Many people recognize that they are reluctant to sell their own car if it’s running well. That is informal evidence for Akerlof’s thesis, since if buyers were able to appreciate the qualities of each car, good cars would fetch more money and it should be no more attractive to sell a cheap lemon than an expensive peach.

But the used-car market hasn’t disappeared, and so economists have debated how much Akerlof’s model really explains the market. For instance, there’s been a lively controversy as to whether pickup trucks that are sold secondhand have higher maintenance bills than pickup trucks of the same age that are not sold. (If they do, that’s evidence in favor of Akerlof’s “lemons” model.)
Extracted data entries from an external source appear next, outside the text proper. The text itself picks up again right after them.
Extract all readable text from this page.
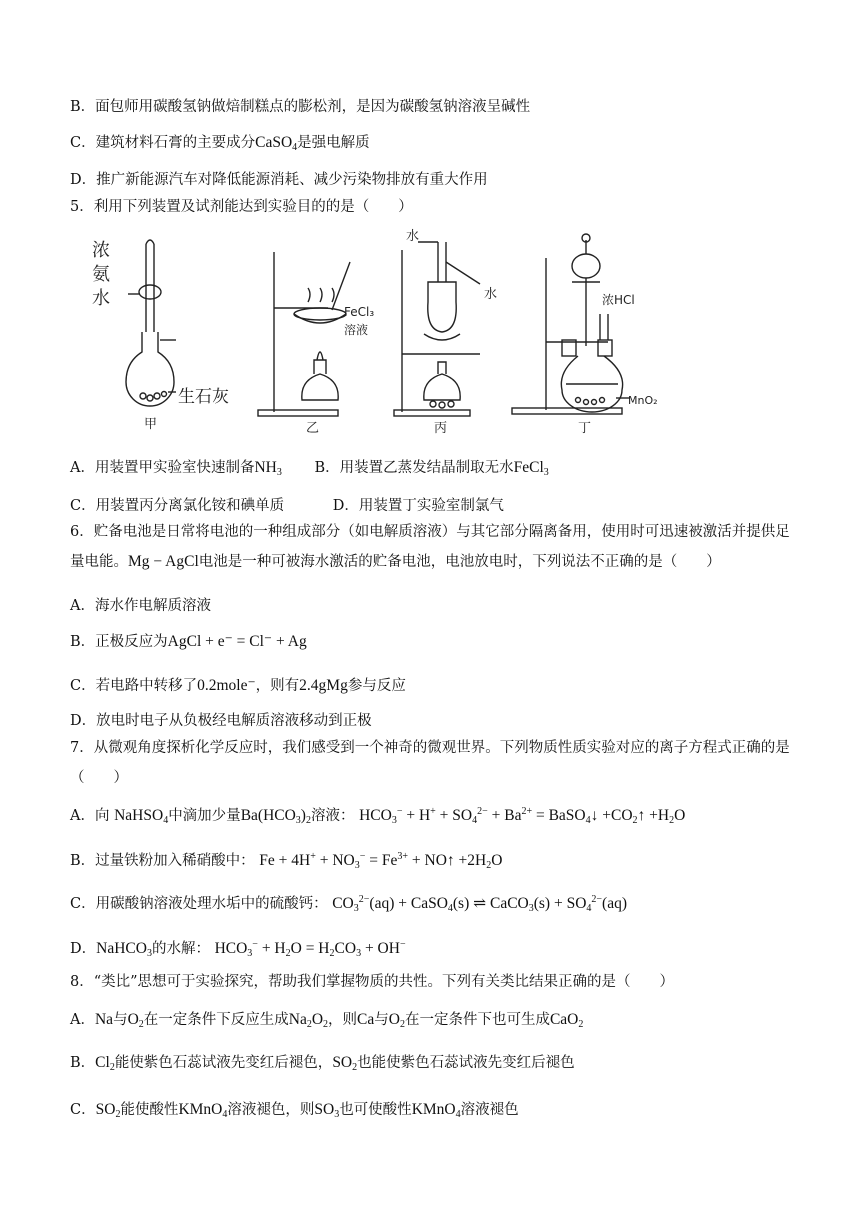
B．面包师用碳酸氢钠做焙制糕点的膨松剂，是因为碳酸氢钠溶液呈碱性
C．建筑材料石膏的主要成分CaSO$_4$是强电解质
D．推广新能源汽车对降低能源消耗、减少污染物排放有重大作用
5．利用下列装置及试剂能达到实验目的的是（　　）
浓
氨
水
生石灰
甲
FeCl₃
溶液
乙
水
水
丙
浓HCl
MnO₂
丁
A．用装置甲实验室快速制备$NH_3$ B．用装置乙蒸发结晶制取无水FeCl$_3$
C．用装置丙分离氯化铵和碘单质	D．用装置丁实验室制氯气
6．贮备电池是日常将电池的一种组成部分（如电解质溶液）与其它部分隔离备用，使用时可迅速被激活并提供足量电能。Mg − AgCl电池是一种可被海水激活的贮备电池，电池放电时，下列说法不正确的是（　　）
A．海水作电解质溶液
B．正极反应为AgCl + e⁻ = Cl⁻ + Ag
C．若电路中转移了0.2mole⁻，则有2.4gMg参与反应
D．放电时电子从负极经电解质溶液移动到正极
7．从微观角度探析化学反应时，我们感受到一个神奇的微观世界。下列物质性质实验对应的离子方程式正确的是（　　）
A．向 NaHSO$_4$中滴加少量$Ba(HCO_3)_2$溶液： $HCO_3^- + H^+ + SO_4^{2-} + Ba^{2+}$ = BaSO$_4$↓ $+CO_2↑ +H_2O$
B．过量铁粉加入稀硝酸中： $Fe + 4H^+ + NO_3^- = Fe^{3+}$ + NO↑ $+2H_2O$
C．用碳酸钠溶液处理水垢中的硫酸钙： $CO_3^{2-}(aq)$ + CaSO$_4$(s) ⇌ CaCO$_3$(s) + $SO_4^{2-}(aq)$
D．NaHCO$_3$的水解： $HCO_3^- + H_2O = H_2CO_3 + OH^-$
8．“类比”思想可于实验探究，帮助我们掌握物质的共性。下列有关类比结果正确的是（　　）
A．Na与$O_2$在一定条件下反应生成$Na_2O_2$，则Ca与$O_2$在一定条件下也可生成CaO$_2$
B．$Cl_2$能使紫色石蕊试液先变红后褪色，$SO_2$也能使紫色石蕊试液先变红后褪色
C．$SO_2$能使酸性KMnO$_4$溶液褪色，则$SO_3$也可使酸性KMnO$_4$溶液褪色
More or less concurrently, Crooked Timberites debate the influence of advertising on consumer behavior–does it provide information to rational agents, manufacture demand, or a bit of both?

Galbraith’s ideas about advertising might solve the used-car market problem by explaining why people might get rid of perfectly good cars they’ve bought… or (to drive the point home) leased. If they do, is this because advertising provides us with mportant information about snazzy new automobile features that should compel us to get rid of otherwise perfectly good automobiles? Or because it helps convince us that owning a new car makes us sexier, more successful, and otherwise status-worthy and complete people?

And how does this tie into the marketization of academia?

I swear I only want to trade in my ’98 Honda Civic for a shiny new or off-lease Volkswagen, Subaru, or Volvo wagon because we really need more space to transport our toddler’s paraphernalia. Really.

And yes, most of colleagues do seem to drive Volvos, Saabs, or Subarus.